Because of the change of day, I wasn’t able to stay and help eat any, but I couldn’t let the occasion go by without coming to take a few photos. It turned out to be a lovely fall day, perfect for spending time outdoors around a fire. I also enjoyed visiting with David, Joel, Chris, Theresa, and Lee, however briefly. It certainly got me thinking about the possibility of a pig roast of my own. Or perhaps a sheep or a goat.
Meat and Potatoes
I confess to being a meat and potatoes sort of man. I like to cook meat, as well, but of course I’m not cooking for myself only, so I cook try to prepare a balanced meal with vegetables and some sort of starch, at last most of the time. I’m trying to eat fewer carbs myself and have lost 20 pounds or so since late spring, which is a good start, anyway. Cathy and her mom took me out for dinner this evening, though, and wanted to treat me. We went to Outback and I ordered a rib-eye steak and baked potato with a bloomin’ onion on the side. As you can see, we’ve already made a pretty good dent in the onion. It’s good but since it’s mostly batter, not really all that healthy. But, you have to live once in a while and I really enjoyed this meal.
Roast Pork Shoulder
A while back the local supermarket had pork roasts on sale for $0.98 per pound. That’s about half what they normally run (and even $1.99 is a pretty decent deal). I bought three and froze them. This is one of those, thawed over about four days in the refrigerator, and the roasted. It’s about 12 pounds and so cost about $12 and will feed us for a few days, at least. There are bones, of course, but it’s still a bargain price. After slicing the skin and rubbing in some salt and a fair amount of pepper, I roasted it for about four hours. The first 45 minutes are at 450°F and then I turned it down to 325°F for the rest. That was just about perfect. Of course, the best part are the strips of crispy, salty, peppery skin, but the meat was pretty juicy and tasty, too. A little mustard and some cabbage cooked with apples and mushrooms rounded out the meal (although the cabbage didn’t turn out as well as it sometimes does—I used the wrong apples).

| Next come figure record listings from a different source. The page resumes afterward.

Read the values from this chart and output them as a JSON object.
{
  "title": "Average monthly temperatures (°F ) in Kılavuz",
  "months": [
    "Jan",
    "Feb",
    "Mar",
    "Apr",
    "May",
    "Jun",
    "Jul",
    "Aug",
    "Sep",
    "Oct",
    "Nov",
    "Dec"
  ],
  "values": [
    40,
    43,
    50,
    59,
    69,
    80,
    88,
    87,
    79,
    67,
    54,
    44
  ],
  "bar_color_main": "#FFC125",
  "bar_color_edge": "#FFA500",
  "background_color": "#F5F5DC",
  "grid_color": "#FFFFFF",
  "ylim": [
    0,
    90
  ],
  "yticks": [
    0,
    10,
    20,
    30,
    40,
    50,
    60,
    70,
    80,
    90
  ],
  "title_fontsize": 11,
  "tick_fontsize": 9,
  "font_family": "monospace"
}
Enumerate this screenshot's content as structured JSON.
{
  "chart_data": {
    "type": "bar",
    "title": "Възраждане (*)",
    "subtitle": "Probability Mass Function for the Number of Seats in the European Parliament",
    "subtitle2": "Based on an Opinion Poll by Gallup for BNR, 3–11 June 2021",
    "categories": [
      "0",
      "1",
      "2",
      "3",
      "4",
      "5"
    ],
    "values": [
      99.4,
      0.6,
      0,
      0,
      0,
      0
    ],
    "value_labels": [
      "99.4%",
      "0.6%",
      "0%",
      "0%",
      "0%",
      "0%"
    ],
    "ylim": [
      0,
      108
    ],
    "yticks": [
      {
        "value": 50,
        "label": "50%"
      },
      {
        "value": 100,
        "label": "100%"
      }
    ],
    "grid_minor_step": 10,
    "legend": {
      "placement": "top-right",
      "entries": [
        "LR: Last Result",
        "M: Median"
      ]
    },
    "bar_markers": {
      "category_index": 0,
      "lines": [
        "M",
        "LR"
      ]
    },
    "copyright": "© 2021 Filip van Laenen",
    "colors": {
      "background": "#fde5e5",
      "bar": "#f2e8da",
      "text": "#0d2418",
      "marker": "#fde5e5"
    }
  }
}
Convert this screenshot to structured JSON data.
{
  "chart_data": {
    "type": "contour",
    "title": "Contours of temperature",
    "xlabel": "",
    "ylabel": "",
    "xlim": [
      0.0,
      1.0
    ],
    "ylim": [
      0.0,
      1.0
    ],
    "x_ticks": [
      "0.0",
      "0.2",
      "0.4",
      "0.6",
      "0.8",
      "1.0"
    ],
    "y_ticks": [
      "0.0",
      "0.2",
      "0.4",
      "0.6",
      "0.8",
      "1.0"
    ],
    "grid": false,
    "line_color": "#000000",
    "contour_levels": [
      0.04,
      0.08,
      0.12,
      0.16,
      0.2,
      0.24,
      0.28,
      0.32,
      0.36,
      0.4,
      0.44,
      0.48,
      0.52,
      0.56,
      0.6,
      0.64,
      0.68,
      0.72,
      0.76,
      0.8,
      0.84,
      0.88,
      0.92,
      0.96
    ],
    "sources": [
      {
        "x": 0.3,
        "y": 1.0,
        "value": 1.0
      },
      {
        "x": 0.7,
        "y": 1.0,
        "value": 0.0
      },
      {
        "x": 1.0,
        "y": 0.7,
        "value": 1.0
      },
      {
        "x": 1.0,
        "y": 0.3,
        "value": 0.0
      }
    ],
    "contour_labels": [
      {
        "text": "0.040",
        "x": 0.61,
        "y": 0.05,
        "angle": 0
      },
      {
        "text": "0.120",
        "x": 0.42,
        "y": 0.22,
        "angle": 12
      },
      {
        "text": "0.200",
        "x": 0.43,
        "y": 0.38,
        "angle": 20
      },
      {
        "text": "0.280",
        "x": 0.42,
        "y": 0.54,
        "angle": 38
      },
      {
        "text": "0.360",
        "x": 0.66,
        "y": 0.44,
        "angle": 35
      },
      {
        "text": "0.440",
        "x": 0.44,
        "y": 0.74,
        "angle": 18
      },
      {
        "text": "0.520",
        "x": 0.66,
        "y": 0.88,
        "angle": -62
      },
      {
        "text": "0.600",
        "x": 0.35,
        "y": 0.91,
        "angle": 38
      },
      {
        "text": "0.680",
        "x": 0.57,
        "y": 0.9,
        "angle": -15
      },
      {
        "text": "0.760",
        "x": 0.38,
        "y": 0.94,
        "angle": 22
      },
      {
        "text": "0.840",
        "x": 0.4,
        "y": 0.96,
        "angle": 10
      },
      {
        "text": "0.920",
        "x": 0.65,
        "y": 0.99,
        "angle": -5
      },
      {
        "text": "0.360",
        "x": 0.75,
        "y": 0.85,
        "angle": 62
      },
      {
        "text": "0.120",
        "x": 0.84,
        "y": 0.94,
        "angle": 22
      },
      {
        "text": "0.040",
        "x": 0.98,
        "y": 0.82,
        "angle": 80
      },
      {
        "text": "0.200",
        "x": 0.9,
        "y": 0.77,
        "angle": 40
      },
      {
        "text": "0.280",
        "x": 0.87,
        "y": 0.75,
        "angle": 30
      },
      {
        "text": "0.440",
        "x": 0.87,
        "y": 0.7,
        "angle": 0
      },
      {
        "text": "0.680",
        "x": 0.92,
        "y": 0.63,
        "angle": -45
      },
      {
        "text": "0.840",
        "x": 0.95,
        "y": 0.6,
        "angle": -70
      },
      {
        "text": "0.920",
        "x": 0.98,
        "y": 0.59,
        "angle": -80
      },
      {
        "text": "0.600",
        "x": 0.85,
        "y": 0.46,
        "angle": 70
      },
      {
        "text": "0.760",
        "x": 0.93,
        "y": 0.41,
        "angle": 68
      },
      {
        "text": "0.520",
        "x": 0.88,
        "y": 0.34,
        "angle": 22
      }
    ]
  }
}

Dorothy is working on the web site for Rocklands Lifestock Company, the meat and egg business of Rocklands Farm. One thing she needed was product photos. I took the day off work and met her at the farm and we took a nice assortment of photographs. Food photography isn’t necessarily my thing, but I’m reasonably pleased with how they turned out. We’ll have to do some more, but it was a good start. And I love any chance to be out at the farm. It’s beautiful even in winter and of course, being in the country is almost always better than being in suburbia.